Analysis of the McCarran-Walter Act by M. Ngai:

In 1947, in the midst of debate over war-refugee policy and in large measure in response to that crisis, the Senate authorized a subcommittee of the Judiciary Committee to conduct a comprehensive study of the nation’s immigration policy, the first time since the Dillingham Commission of 1907-1910 . . . after the 1948 elections Senator Pat McCarran took over the chair a . . . McCarran, a conservative and devout Catholic from Nevada, was a dedicated anti-Communist and Cold War warrior . . . [The] 250-page draft omnibus bill introduced by McCarran in 1950-and the legislation that Congress ultimately passed in 1952-have been considered most notable for their preservation of the national origins quota system. But preserving the national origins quotas was not the central motivation . . . Rather, McCarran saw revision of the nation’s immigration laws as a tool in the United States’ urgent battle against Communism.

McCarran viewed immigration policy a matter of “internal security.” The Senate subcommittee’s report rehearsed the well-worn charge that “the Communist movement in the United States is an alien movement, sustained, augmented, and controlled by European Communists and the Soviet Union.” McCarran stressed the need to “bring our immigration system into line with the realities of Communist tactics…”

In 1952 Congress passed the omnibus Immigration and Naturalization Act, also known as the McCarran-Walter Act. In typical Cold War language, McCarran described the law as a necessary weapon to preserve “this Nation, the last hope of Western Civilization.” He added, “If this oasis of the world shall be overrun, perverted, contaminated, or destroyed, then the last flickering light of humanity will be extinguished.”

The McCarran-Walter Act replaced the Immigration Act of 1917 as the nation’s foundational immigration law (and it remains so today, as amended)… The law retained the numerical ceiling of 155,000 quota-immigrants per year based on the national origins formula of 1924, which was numerically more restrictive than previous policy in light of increase in the nation’s population since 1924. There was no specific provisions for admitting refugees. The law’s sponsors stated there was no claim to “any theory of Nordic superiority,” only concern for “similarity of cultural background.” But the retention of the national origins quotas reflected that logic which cast the native-born as the most loyal Americans, especially whites of British and north European descent, and the foreign-born as subversive, especially Jews, who were imagined as Bolsheviks, and Italians, who were viewed as anarchists.

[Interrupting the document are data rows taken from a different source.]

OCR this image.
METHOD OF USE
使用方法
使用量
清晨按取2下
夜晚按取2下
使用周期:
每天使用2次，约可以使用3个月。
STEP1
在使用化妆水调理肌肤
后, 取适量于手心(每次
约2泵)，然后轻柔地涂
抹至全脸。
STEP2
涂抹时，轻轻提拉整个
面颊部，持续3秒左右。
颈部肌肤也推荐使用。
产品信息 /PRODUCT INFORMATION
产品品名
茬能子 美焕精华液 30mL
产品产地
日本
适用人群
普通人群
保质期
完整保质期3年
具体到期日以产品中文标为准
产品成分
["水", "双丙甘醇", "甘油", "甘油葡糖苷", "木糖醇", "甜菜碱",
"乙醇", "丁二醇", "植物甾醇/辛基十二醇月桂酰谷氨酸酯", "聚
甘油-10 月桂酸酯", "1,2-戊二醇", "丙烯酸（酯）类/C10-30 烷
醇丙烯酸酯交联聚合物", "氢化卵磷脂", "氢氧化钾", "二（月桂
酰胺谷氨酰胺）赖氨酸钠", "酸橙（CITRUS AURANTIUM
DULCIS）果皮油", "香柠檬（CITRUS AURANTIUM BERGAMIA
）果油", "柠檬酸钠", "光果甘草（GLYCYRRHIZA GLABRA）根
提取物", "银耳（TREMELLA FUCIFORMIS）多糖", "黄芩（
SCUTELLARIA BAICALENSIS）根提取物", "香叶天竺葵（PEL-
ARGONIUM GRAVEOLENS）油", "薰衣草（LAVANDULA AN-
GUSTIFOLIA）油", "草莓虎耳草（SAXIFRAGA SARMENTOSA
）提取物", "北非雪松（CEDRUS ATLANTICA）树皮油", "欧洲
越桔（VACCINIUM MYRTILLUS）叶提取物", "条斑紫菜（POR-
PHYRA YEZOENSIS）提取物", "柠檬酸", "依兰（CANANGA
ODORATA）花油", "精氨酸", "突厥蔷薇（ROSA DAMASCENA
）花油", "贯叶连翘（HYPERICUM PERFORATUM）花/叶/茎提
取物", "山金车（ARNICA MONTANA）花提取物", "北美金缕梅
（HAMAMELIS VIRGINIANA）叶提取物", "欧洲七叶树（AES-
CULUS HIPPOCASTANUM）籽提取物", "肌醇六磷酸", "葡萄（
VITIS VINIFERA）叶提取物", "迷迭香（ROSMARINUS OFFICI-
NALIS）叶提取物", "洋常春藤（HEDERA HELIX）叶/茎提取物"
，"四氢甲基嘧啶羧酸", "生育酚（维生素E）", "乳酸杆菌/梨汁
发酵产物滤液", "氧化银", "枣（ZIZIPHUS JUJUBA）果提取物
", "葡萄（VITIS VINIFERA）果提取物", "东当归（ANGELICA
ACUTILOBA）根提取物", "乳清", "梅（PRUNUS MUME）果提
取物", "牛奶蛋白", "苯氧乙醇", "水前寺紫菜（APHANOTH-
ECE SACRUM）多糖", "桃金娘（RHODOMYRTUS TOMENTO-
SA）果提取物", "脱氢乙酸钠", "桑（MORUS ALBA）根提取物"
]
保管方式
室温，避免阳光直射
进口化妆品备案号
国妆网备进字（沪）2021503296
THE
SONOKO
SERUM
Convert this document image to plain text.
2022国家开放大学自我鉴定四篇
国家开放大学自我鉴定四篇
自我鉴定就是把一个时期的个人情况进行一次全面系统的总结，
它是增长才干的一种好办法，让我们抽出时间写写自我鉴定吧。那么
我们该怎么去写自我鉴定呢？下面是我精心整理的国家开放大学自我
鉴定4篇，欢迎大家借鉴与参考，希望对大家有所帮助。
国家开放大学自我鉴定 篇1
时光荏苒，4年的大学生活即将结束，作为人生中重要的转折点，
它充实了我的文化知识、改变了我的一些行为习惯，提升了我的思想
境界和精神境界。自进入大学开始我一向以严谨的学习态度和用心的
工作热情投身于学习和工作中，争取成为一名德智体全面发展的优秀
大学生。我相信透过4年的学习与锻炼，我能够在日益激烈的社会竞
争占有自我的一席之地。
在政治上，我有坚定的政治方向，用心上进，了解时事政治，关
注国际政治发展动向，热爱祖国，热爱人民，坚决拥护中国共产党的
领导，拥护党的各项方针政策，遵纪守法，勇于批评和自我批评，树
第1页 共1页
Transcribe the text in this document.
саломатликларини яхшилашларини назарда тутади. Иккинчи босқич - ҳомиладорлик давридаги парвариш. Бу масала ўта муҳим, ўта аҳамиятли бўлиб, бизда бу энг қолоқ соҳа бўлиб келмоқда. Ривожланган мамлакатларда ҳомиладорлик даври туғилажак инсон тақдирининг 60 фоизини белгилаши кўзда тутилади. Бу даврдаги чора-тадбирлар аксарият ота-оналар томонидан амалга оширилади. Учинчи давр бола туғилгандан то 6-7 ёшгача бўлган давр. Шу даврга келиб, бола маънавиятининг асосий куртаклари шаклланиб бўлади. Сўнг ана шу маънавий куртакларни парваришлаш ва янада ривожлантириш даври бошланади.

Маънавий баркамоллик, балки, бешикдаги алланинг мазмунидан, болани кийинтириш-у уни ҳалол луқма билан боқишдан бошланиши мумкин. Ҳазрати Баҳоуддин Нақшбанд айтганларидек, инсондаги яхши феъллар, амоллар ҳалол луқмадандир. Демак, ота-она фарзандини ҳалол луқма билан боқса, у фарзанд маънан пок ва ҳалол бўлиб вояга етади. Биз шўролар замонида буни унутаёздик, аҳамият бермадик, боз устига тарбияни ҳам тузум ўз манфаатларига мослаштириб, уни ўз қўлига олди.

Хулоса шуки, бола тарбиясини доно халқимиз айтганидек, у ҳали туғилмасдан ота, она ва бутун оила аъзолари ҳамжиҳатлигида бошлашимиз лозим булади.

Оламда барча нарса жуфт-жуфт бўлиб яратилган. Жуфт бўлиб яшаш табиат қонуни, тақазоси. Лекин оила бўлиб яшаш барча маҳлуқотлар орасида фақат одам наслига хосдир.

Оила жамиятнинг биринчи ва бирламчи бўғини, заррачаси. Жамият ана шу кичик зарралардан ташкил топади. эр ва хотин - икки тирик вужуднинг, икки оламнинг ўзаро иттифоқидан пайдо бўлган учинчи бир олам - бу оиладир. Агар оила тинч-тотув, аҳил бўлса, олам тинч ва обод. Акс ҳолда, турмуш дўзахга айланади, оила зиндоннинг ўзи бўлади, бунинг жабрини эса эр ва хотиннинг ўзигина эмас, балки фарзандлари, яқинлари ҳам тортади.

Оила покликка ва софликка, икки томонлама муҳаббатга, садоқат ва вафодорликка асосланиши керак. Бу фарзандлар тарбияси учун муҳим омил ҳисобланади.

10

While also preserving nonquota immigration from countries of the Western Hemisphere, it imposed quotas on the former British colonies in the Caribbean, a move that was designed to limit the migration of black people into the United States. The law’s Asiatic policy contained both progressive and reactionary elements. The law eliminated the racial bar to citizenship, which finally ended Japanese and Korean exclusion and made policy consistent with the recent repeals of Chinese, Indian, and Filipino exclusion. It was arguably the most important reform of the McCarran-Walter Act, as it established, for the first time, the general principle of color-blind citizenship. But the law also created an “Asia Pacific Triangle,” which was a global race quota aimed at restricting Asian immigration into the United States..

Excerpt from:
Ngai, M. M. (2004). Impossible subjects: Illegal aliens and the making of modern America. Princeton, NJ: Princeton University Press.